The restaurants were sold to another company, and the new owners came around and talked to all of the managers. This was something we brought up. Under the new company, not only were we able to participate, we went to the corporate office and went through the budgeting process with the team there. We did not do this every month, but it gave us a connection to the numbers and the people there, and it gave them our perspective. We suddenly began receiving bonuses 😉
All, have you been in this position, too? What did you do? How did it make you feel?
Melissa, have you ever had a performance review that contained budgetary elements?
Just as creating and sticking to a budget is beneficial for individuals, there are many benefits for a company. The budget is a control device. It requires all levels of management to plan ahead and formalize goals on a recurring basis. A budget provides definite objectives for evaluating performance at each level of responsibility, and it creates an early warning system for potential problems .

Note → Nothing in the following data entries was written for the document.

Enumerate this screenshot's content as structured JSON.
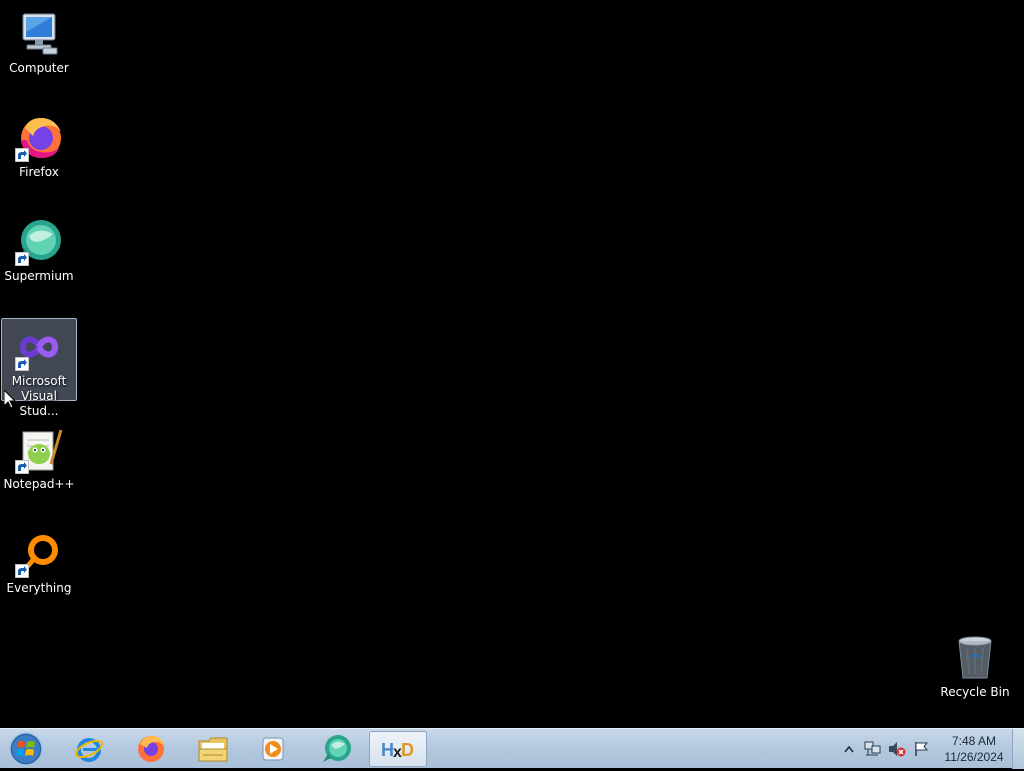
{
  "desktop": {
    "icons": [
      {
        "label": "Computer",
        "icon": "computer-icon",
        "shortcut": false
      },
      {
        "label": "Firefox",
        "icon": "firefox-icon",
        "shortcut": true
      },
      {
        "label": "Supermium",
        "icon": "supermium-icon",
        "shortcut": true
      },
      {
        "label": "Microsoft Visual Stud...",
        "icon": "visual-studio-icon",
        "shortcut": true,
        "selected": true
      },
      {
        "label": "Notepad++",
        "icon": "notepad-plus-plus-icon",
        "shortcut": true
      },
      {
        "label": "Everything",
        "icon": "everything-icon",
        "shortcut": true
      }
    ],
    "recycle_bin": {
      "label": "Recycle Bin",
      "icon": "recycle-bin-icon"
    }
  },
  "taskbar": {
    "start": {
      "icon": "windows-logo-icon"
    },
    "pinned": [
      {
        "name": "Internet Explorer",
        "icon": "internet-explorer-icon"
      },
      {
        "name": "Firefox",
        "icon": "firefox-icon"
      },
      {
        "name": "Windows Explorer",
        "icon": "folder-icon"
      },
      {
        "name": "Windows Media Player",
        "icon": "media-player-icon"
      },
      {
        "name": "Supermium",
        "icon": "supermium-icon"
      },
      {
        "name": "HxD",
        "icon": "hxd-icon",
        "active": true
      }
    ],
    "tray": {
      "icons": [
        "show-hidden-icons-chevron",
        "network-icon",
        "volume-muted-icon",
        "action-center-flag-icon"
      ],
      "time": "7:48 AM",
      "date": "11/26/2024"
    }
  },
  "colors": {
    "desktop_background": "#000000",
    "taskbar_top": "#c8d9ea",
    "taskbar_bottom": "#a9c0d8",
    "label_text": "#ffffff"
  }
}
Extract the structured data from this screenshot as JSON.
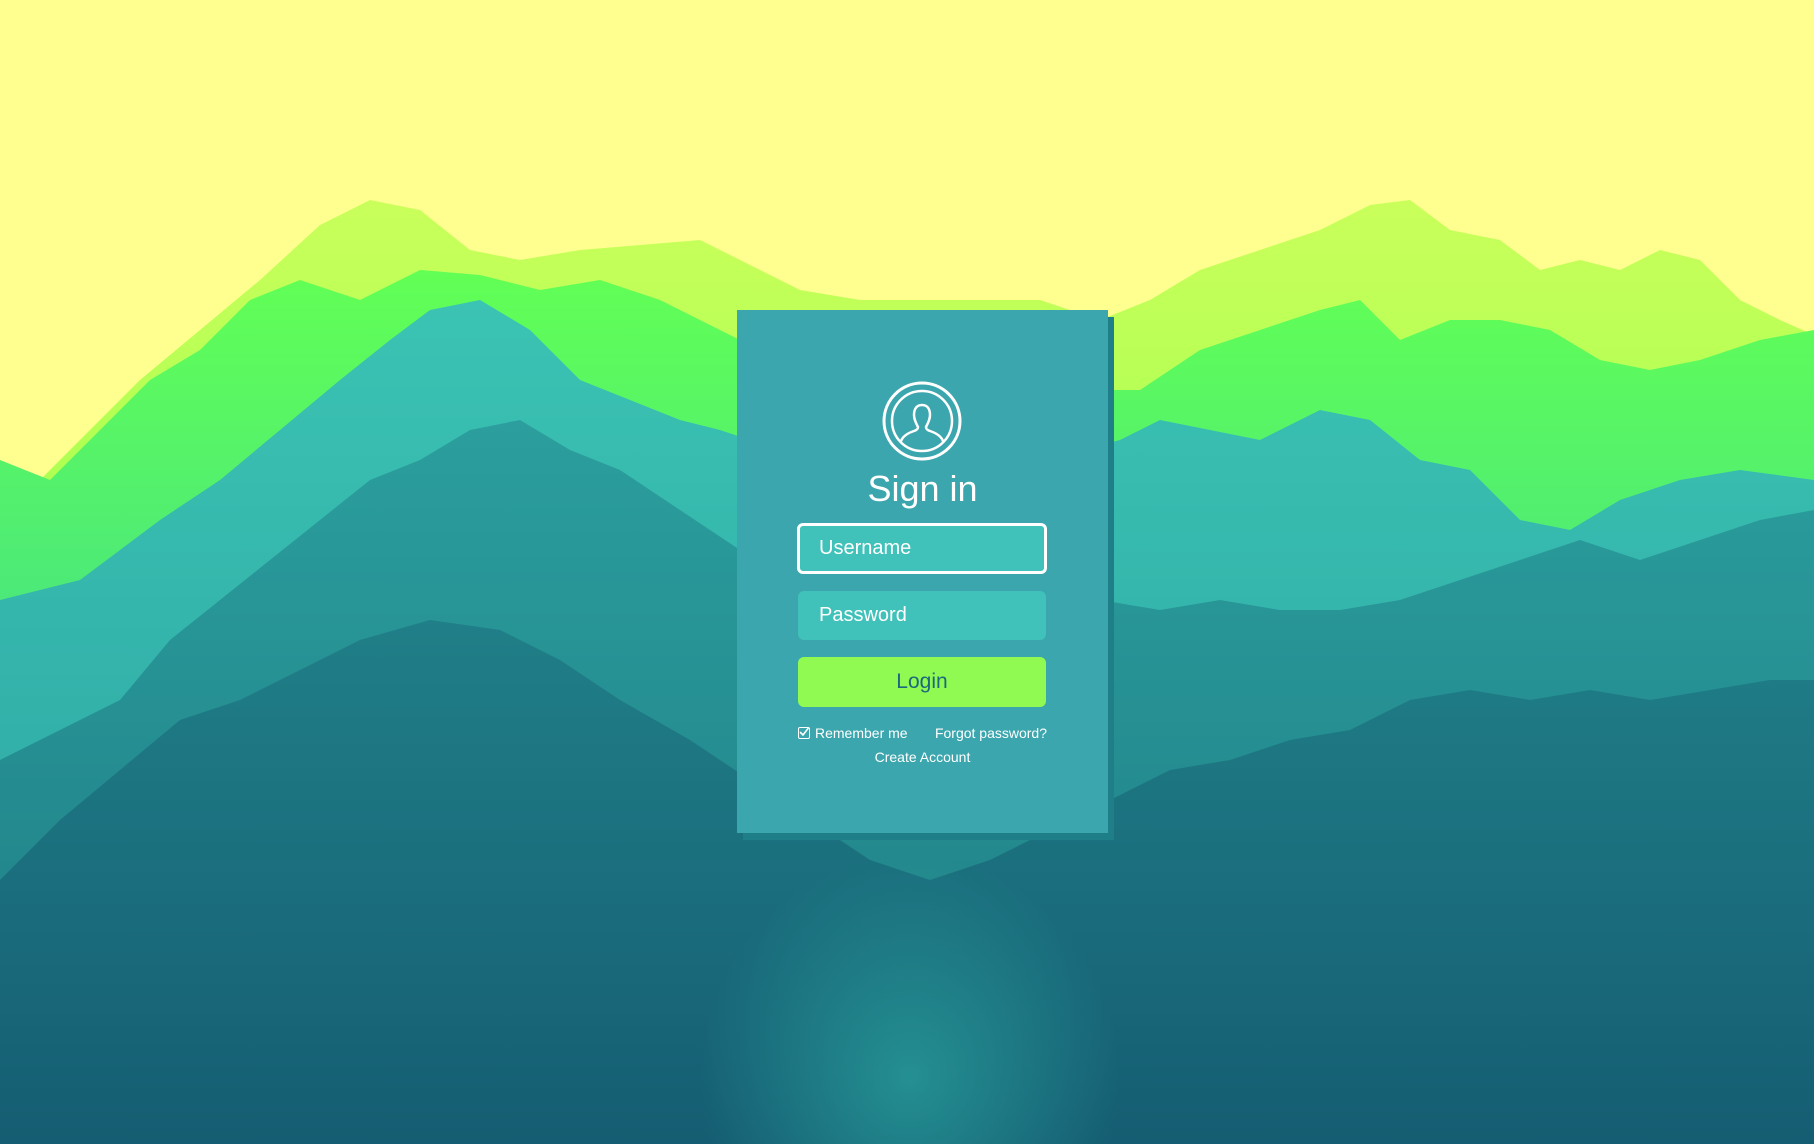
{
  "login_form": {
    "title": "Sign in",
    "avatar_icon": "user-circle-icon",
    "username": {
      "placeholder": "Username",
      "value": ""
    },
    "password": {
      "placeholder": "Password",
      "value": ""
    },
    "login_label": "Login",
    "remember_label": "Remember me",
    "remember_checked": true,
    "forgot_label": "Forgot password?",
    "create_label": "Create Account"
  },
  "colors": {
    "sky": "#ffff8f",
    "card": "#3ba6ad",
    "field": "#40c1b9",
    "button": "#90fa52",
    "button_text": "#1b6a7c"
  }
}
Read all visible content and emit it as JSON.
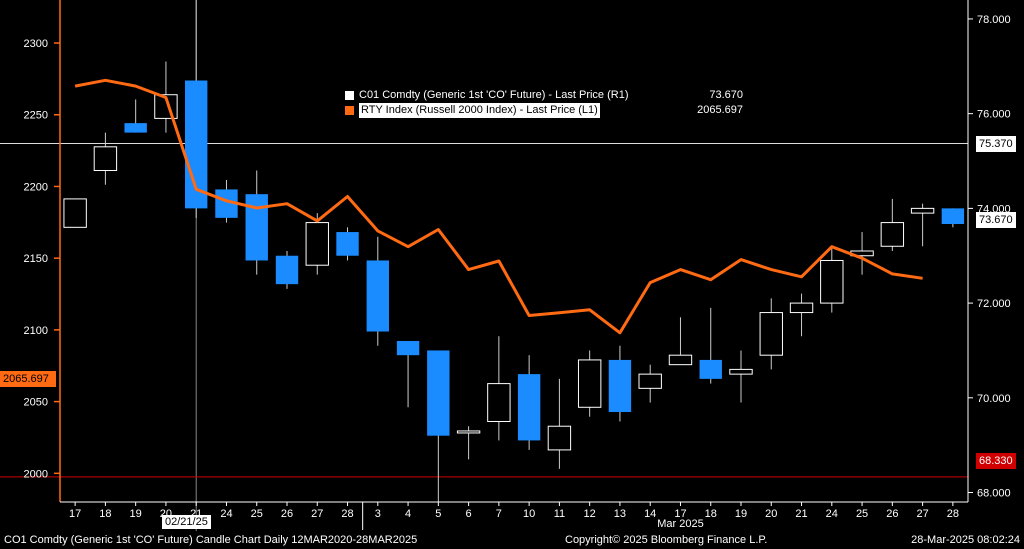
{
  "legend": [
    {
      "swatch": "#ffffff",
      "label": "C01 Comdty (Generic 1st 'CO' Future) - Last Price  (R1)",
      "value": "73.670"
    },
    {
      "swatch": "#ff6a13",
      "label": "RTY Index (Russell 2000 Index) - Last Price  (L1)",
      "value": "2065.697"
    }
  ],
  "flags": {
    "left_last": "2065.697",
    "right_hline": "75.370",
    "right_last": "73.670",
    "right_low": "68.330",
    "crosshair_date": "02/21/25"
  },
  "footer": {
    "left": "CO1 Comdty (Generic 1st 'CO' Future) Candle Chart  Daily 12MAR2020-28MAR2025",
    "center": "Copyright© 2025 Bloomberg Finance L.P.",
    "right": "28-Mar-2025 08:02:24"
  },
  "colors": {
    "up_candle": "#ffffff",
    "down_candle": "#1a8cff",
    "line": "#ff6a13",
    "left_axis": "#ff6a13",
    "low_line": "#d00000"
  },
  "chart_data": {
    "type": "candlestick+line",
    "x": [
      "17",
      "18",
      "19",
      "20",
      "21",
      "24",
      "25",
      "26",
      "27",
      "28",
      "3",
      "4",
      "5",
      "6",
      "7",
      "10",
      "11",
      "12",
      "13",
      "14",
      "17",
      "18",
      "19",
      "20",
      "21",
      "24",
      "25",
      "26",
      "27",
      "28"
    ],
    "month_label": "Mar 2025",
    "left_axis": {
      "ticks": [
        2000,
        2050,
        2100,
        2150,
        2200,
        2250,
        2300
      ],
      "range": [
        1980,
        2330
      ]
    },
    "right_axis": {
      "ticks": [
        "68.000",
        "70.000",
        "72.000",
        "74.000",
        "76.000",
        "78.000"
      ],
      "range": [
        67.8,
        78.4
      ]
    },
    "candles": [
      {
        "o": 73.6,
        "h": 74.0,
        "l": 73.8,
        "c": 74.2
      },
      {
        "o": 74.8,
        "h": 75.6,
        "l": 74.5,
        "c": 75.3
      },
      {
        "o": 75.8,
        "h": 76.3,
        "l": 75.6,
        "c": 75.6
      },
      {
        "o": 75.9,
        "h": 77.1,
        "l": 75.6,
        "c": 76.4
      },
      {
        "o": 76.7,
        "h": 78.4,
        "l": 73.8,
        "c": 74.0
      },
      {
        "o": 74.4,
        "h": 74.6,
        "l": 73.7,
        "c": 73.8
      },
      {
        "o": 74.3,
        "h": 74.8,
        "l": 72.6,
        "c": 72.9
      },
      {
        "o": 73.0,
        "h": 73.1,
        "l": 72.3,
        "c": 72.4
      },
      {
        "o": 72.8,
        "h": 73.9,
        "l": 72.6,
        "c": 73.7
      },
      {
        "o": 73.5,
        "h": 73.6,
        "l": 72.9,
        "c": 73.0
      },
      {
        "o": 72.9,
        "h": 73.4,
        "l": 71.1,
        "c": 71.4
      },
      {
        "o": 71.2,
        "h": 71.2,
        "l": 69.8,
        "c": 70.9
      },
      {
        "o": 71.0,
        "h": 71.0,
        "l": 67.8,
        "c": 69.2
      },
      {
        "o": 69.3,
        "h": 69.4,
        "l": 68.7,
        "c": 69.3
      },
      {
        "o": 69.5,
        "h": 71.3,
        "l": 69.1,
        "c": 70.3
      },
      {
        "o": 70.5,
        "h": 70.9,
        "l": 68.9,
        "c": 69.1
      },
      {
        "o": 68.9,
        "h": 70.4,
        "l": 68.5,
        "c": 69.4
      },
      {
        "o": 69.8,
        "h": 71.0,
        "l": 69.6,
        "c": 70.8
      },
      {
        "o": 70.8,
        "h": 71.1,
        "l": 69.5,
        "c": 69.7
      },
      {
        "o": 70.2,
        "h": 70.7,
        "l": 69.9,
        "c": 70.5
      },
      {
        "o": 70.7,
        "h": 71.7,
        "l": 70.7,
        "c": 70.9
      },
      {
        "o": 70.8,
        "h": 71.9,
        "l": 70.3,
        "c": 70.4
      },
      {
        "o": 70.5,
        "h": 71.0,
        "l": 69.9,
        "c": 70.6
      },
      {
        "o": 70.9,
        "h": 72.1,
        "l": 70.6,
        "c": 71.8
      },
      {
        "o": 71.8,
        "h": 72.2,
        "l": 71.3,
        "c": 72.0
      },
      {
        "o": 72.0,
        "h": 73.2,
        "l": 71.8,
        "c": 72.9
      },
      {
        "o": 73.0,
        "h": 73.5,
        "l": 72.6,
        "c": 73.1
      },
      {
        "o": 73.2,
        "h": 74.2,
        "l": 73.1,
        "c": 73.7
      },
      {
        "o": 73.9,
        "h": 74.1,
        "l": 73.2,
        "c": 74.0
      },
      {
        "o": 74.0,
        "h": 74.0,
        "l": 73.6,
        "c": 73.67
      }
    ],
    "series": [
      {
        "name": "RTY Index (Russell 2000 Index) - Last Price  (L1)",
        "values": [
          2270,
          2274,
          2270,
          2262,
          2198,
          2190,
          2185,
          2188,
          2176,
          2193,
          2169,
          2158,
          2170,
          2142,
          2148,
          2110,
          2112,
          2114,
          2098,
          2133,
          2142,
          2135,
          2149,
          2142,
          2137,
          2158,
          2150,
          2139,
          2136,
          null
        ]
      }
    ],
    "hlines": [
      {
        "axis": "right",
        "value": 75.37
      },
      {
        "axis": "right",
        "value": 68.33
      }
    ],
    "crosshair_index": 4
  }
}
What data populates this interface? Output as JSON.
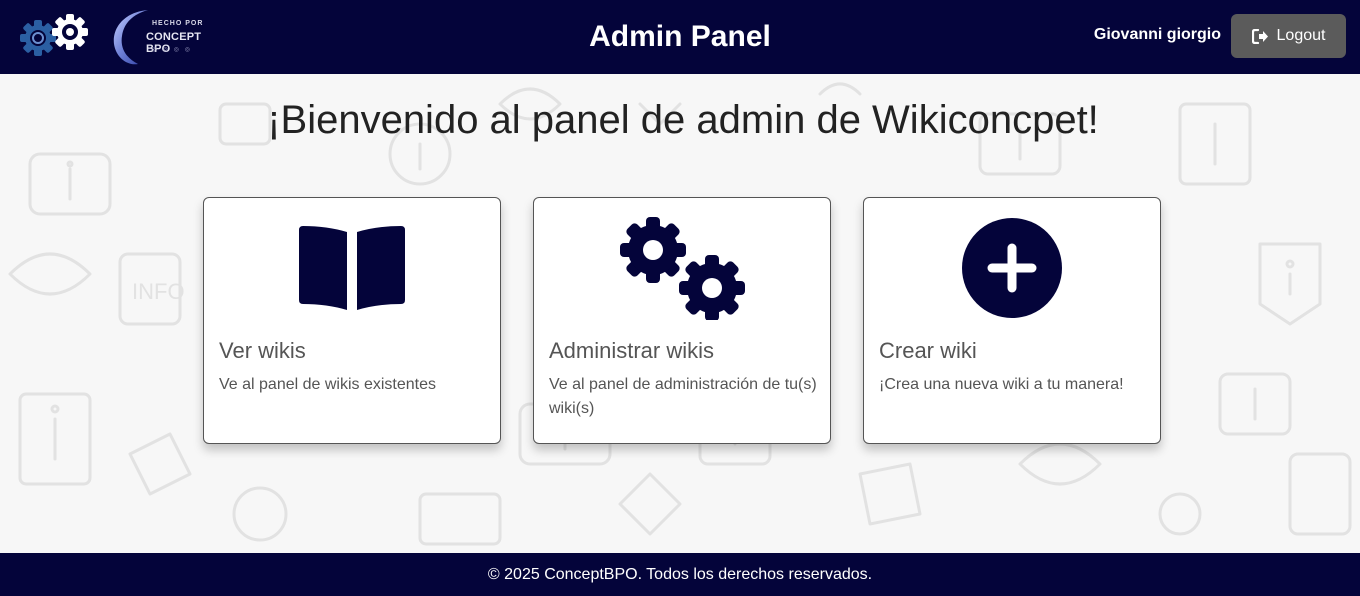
{
  "header": {
    "title": "Admin Panel",
    "user_name": "Giovanni giorgio",
    "logout_label": "Logout",
    "brand": {
      "top": "HECHO POR",
      "main": "CONCEPT BPO"
    }
  },
  "main": {
    "welcome": "¡Bienvenido al panel de admin de Wikiconcpet!",
    "cards": [
      {
        "title": "Ver wikis",
        "description": "Ve al panel de wikis existentes",
        "icon": "book-open-icon"
      },
      {
        "title": "Administrar wikis",
        "description": "Ve al panel de administración de tu(s) wiki(s)",
        "icon": "gears-icon"
      },
      {
        "title": "Crear wiki",
        "description": "¡Crea una nueva wiki a tu manera!",
        "icon": "plus-circle-icon"
      }
    ]
  },
  "footer": {
    "text": "© 2025 ConceptBPO. Todos los derechos reservados."
  },
  "colors": {
    "navbar": "#04043a",
    "icon": "#04043a",
    "logout_button": "#5b5b5b",
    "background": "#f7f7f7"
  }
}
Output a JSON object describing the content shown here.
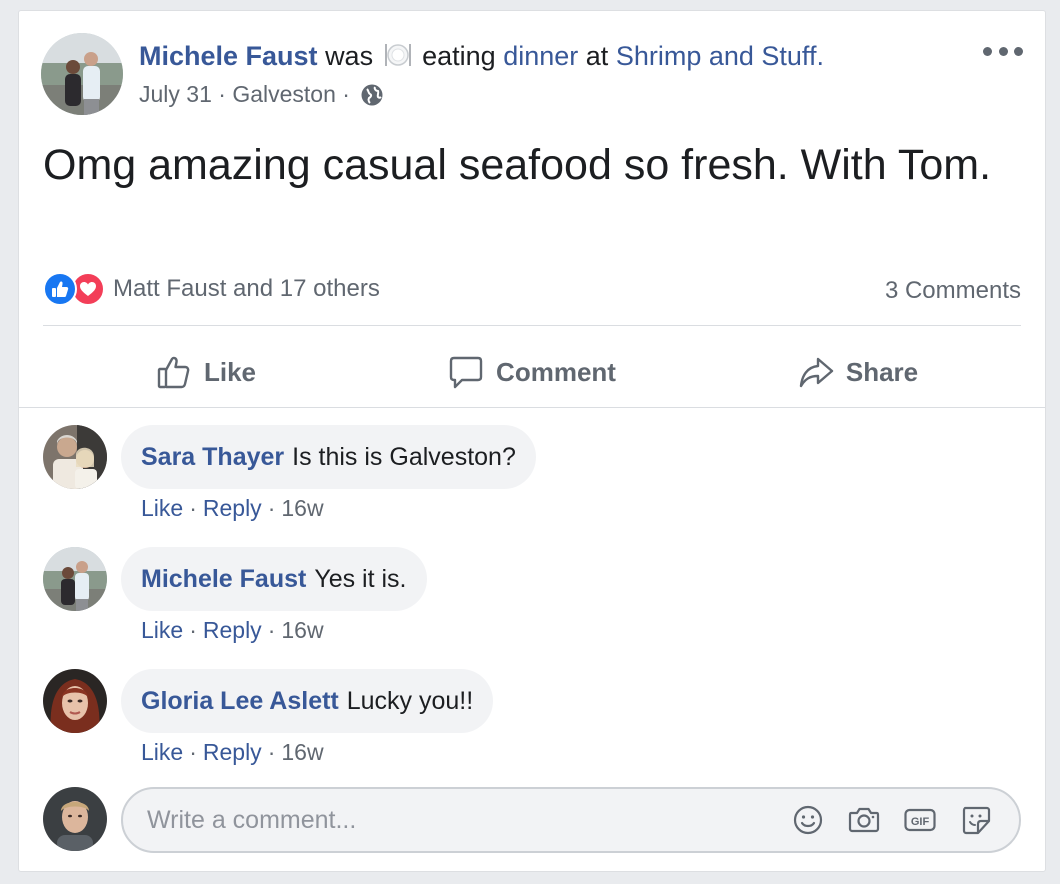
{
  "post": {
    "author": "Michele Faust",
    "was": "was",
    "activity_icon": "plate-icon",
    "activity": "eating",
    "activity_object": "dinner",
    "at": "at",
    "place": "Shrimp and Stuff",
    "period": ".",
    "date": "July 31",
    "dot1": "·",
    "location": "Galveston",
    "dot2": "·",
    "privacy_icon": "globe-icon",
    "text": "Omg amazing casual seafood so fresh. With Tom."
  },
  "reactions": {
    "icons": [
      "like-reaction-icon",
      "love-reaction-icon"
    ],
    "summary": "Matt Faust and 17 others",
    "comments_count": "3 Comments"
  },
  "actions": {
    "like": "Like",
    "comment": "Comment",
    "share": "Share"
  },
  "comments": [
    {
      "author": "Sara Thayer",
      "text": "Is this is Galveston?",
      "like": "Like",
      "reply": "Reply",
      "time": "16w"
    },
    {
      "author": "Michele Faust",
      "text": "Yes it is.",
      "like": "Like",
      "reply": "Reply",
      "time": "16w"
    },
    {
      "author": "Gloria Lee Aslett",
      "text": "Lucky you!!",
      "like": "Like",
      "reply": "Reply",
      "time": "16w"
    }
  ],
  "separator": "·",
  "composer": {
    "placeholder": "Write a comment...",
    "tools": [
      "emoji-icon",
      "camera-icon",
      "gif-icon",
      "sticker-icon"
    ]
  },
  "colors": {
    "link": "#385898",
    "muted": "#606770",
    "like_blue": "#1877f2",
    "love_red": "#f33e58",
    "bubble_bg": "#f2f3f5"
  }
}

Let’s look at how budgets affect performance reviews. When I worked in management at a large restaurant, we performed annual performance reviews for employees. There, it was difficult to come with an objective set of criteria to evaluate because the employees were not directly involved with the accounting process. By contrast, in a manufacturing setting, managers and line workers would be heavily involved, and they would know on a daily, weekly and or monthly basis if they were meeting goals.
All, how does involvement, or lack thereof, affect moral and motivation?
Melissa, aside from the cash budget, what are some of the multitude of different budgets that comprise the Master Budget?
The cash budget is similar to the statement of cash flows. It shows the beginning and ending cash balances. There are 3 sections- cash receipts , cash disbursements, and financing. Sound familiar? it is a breakdown of where cash came in and where cash went out. The difference here is that a budget is expected cash inflows, expected cash outflows and expected borrowing and repayments. Preparing and following a cash budget contributes to more effective cash management. It shows managers the need for additional financing before actual need arises and it indicates when excess cash will be available.
All, please show a sample cash budget. Use a business that is familiar to you!